118 Views Asked by At

This fails

import torch

def test1():  
  layer = nn.Linear(100, 10)
  x = 5 - torch.sum(layer(torch.ones(100)))
  x.backward()
  layer.weight.data = layer.weight.data[:, :90]
  layer.weight.grad.data = layer.weight.grad.data[:, :90]
  x = 5 - torch.sum(layer(torch.ones(90)))
  x.backward()
test1()

with error

---------------------------------------------------------------------------
RuntimeError                              Traceback (most recent call last)
<ipython-input-3-bb36a010bd86> in <cell line: 10>()
      8     x = 5 - torch.sum(layer(torch.ones(90)))
      9     x.backward()
---> 10 test1()
     11 # and this works as well
     12 

2 frames
/usr/local/lib/python3.10/dist-packages/torch/autograd/__init__.py in backward(tensors, grad_tensors, retain_graph, create_graph, grad_variables, inputs)
    249     # some Python versions print out the first line of a multi-line function
    250     # calls in the traceback and some print out the last line
--> 251     Variable._execution_engine.run_backward(  # Calls into the C++ engine to run the backward pass
    252         tensors,
    253         grad_tensors_,

RuntimeError: Function TBackward0 returned an invalid gradient at index 0 - got [10, 90] but expected shape compatible with [10, 100]

This works

import torch

def test2():  
  layer = torch.nn.Linear(100, 10)
  x = 5 - torch.sum(layer(torch.ones(100)))
  x.backward()
  del x    #main change
  layer.weight.data = layer.weight.data[:, :90]
  layer.weight.grad.data = layer.weight.grad.data[:, :90]
  x = 5 - torch.sum(layer(torch.ones(90)))
  x.backward()
test2()

and this works as well

import torch
def test3():  
  layer = torch.nn.Linear(100, 10)
  x = 5 - torch.sum(layer(torch.ones(100)))
  x.backward()
  layer.weight.data = layer.weight.data[:, :90]
  layer.weight.grad.data = layer.weight.grad.data[:, :90]
  layer.weight = torch.nn.Parameter(layer.weight)   #main change
  x = 5 - torch.sum(layer(torch.ones(90)))
  x.backward()
test3()

I encountered this when trying to implement a paper on model pruning (Temporal Neuron Variance Pruning). I believe this has something to do with the autograd graph, but I have am not sure what exactly is going on. I've already seen the link on pruning and got my code working using the 3rd snippet. I am now trying to figure out why 1 and 2 did not work. Is there some explanation for why these almost identical code snippets work or fail?

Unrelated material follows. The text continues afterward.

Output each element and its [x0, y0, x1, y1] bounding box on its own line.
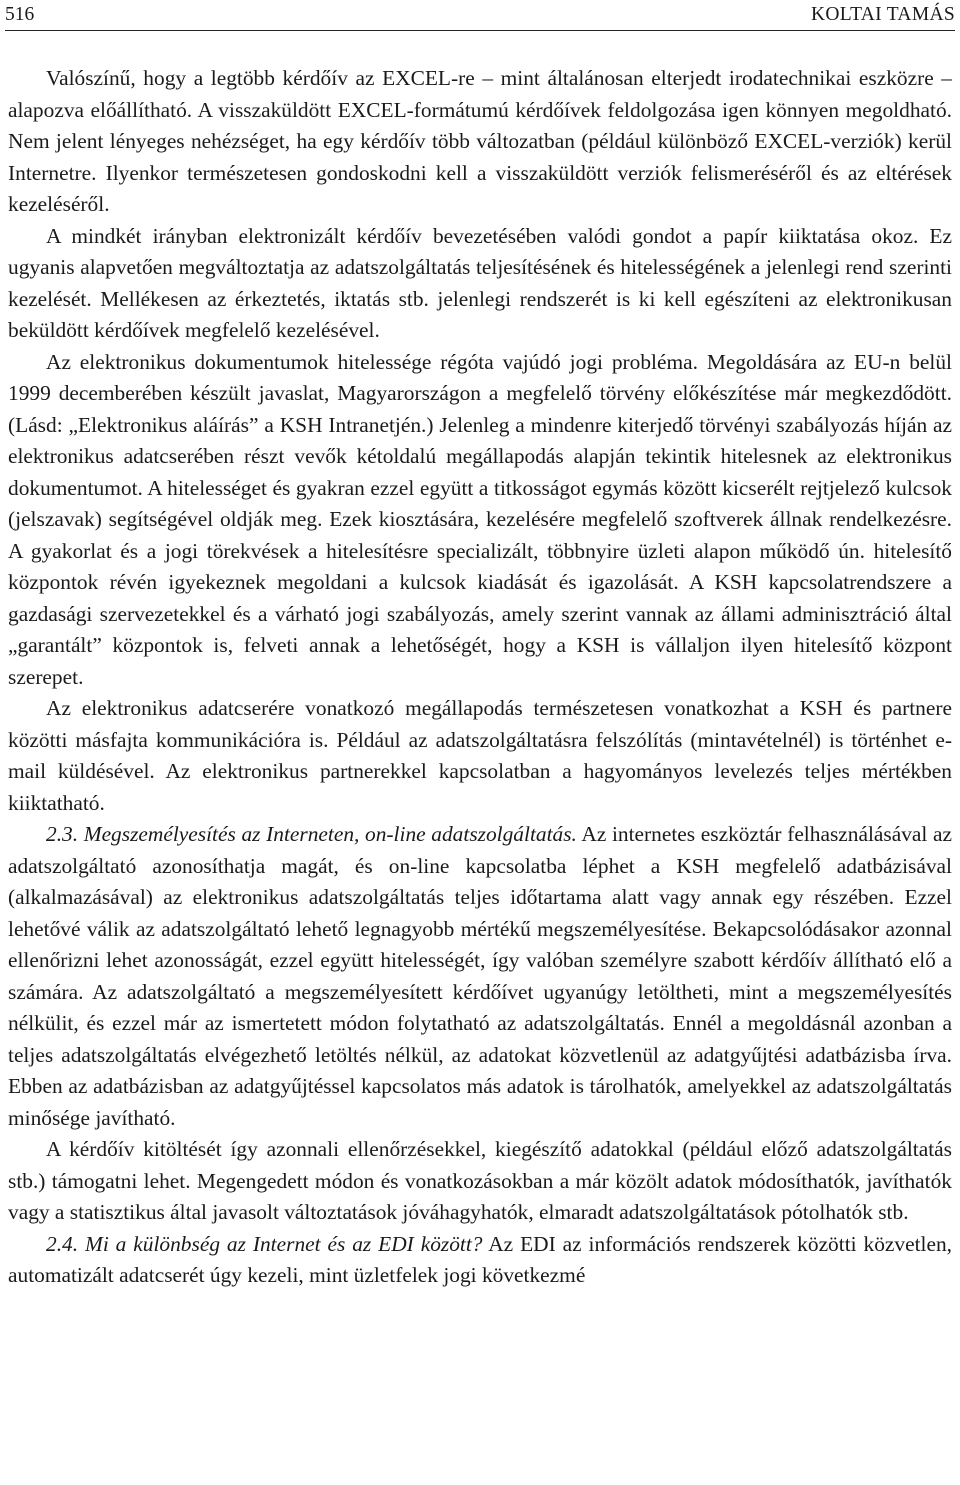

Major points I'd like to figure out -

  1. what is TBackward0
  2. where is it defined
  3. where is the runtime error raised
  4. why is the compatibility with the old shape expected - especially when the grad has been modified correctly (I am assuming I have edited the tensors correctly because cases 2, 3 work)
  5. can I change something else (other than the 2 working cases) to make this work ?
1

There are 1 best solutions below

2
Ashwath S On

Like you guessed, the issue is with the computational graph that gets created when you do backpropagation.

Let me explain the above point:

When you initialize a tensor in pytorch, it usually signals that the operations you perform on them should be tracked. When you do a forward pass, the functions for backward prop are set up and the graph is set.

In case 2, you are deleting the tensor and hence the entire process is reset -- the computation graph is reset. In case 3, you are clearly resetting the parameters.

The output tensor and the model parameters are connected to the graph.

If you want to clearly visualize where the TBackward0 function is, use torchviz to visualize the computational graph.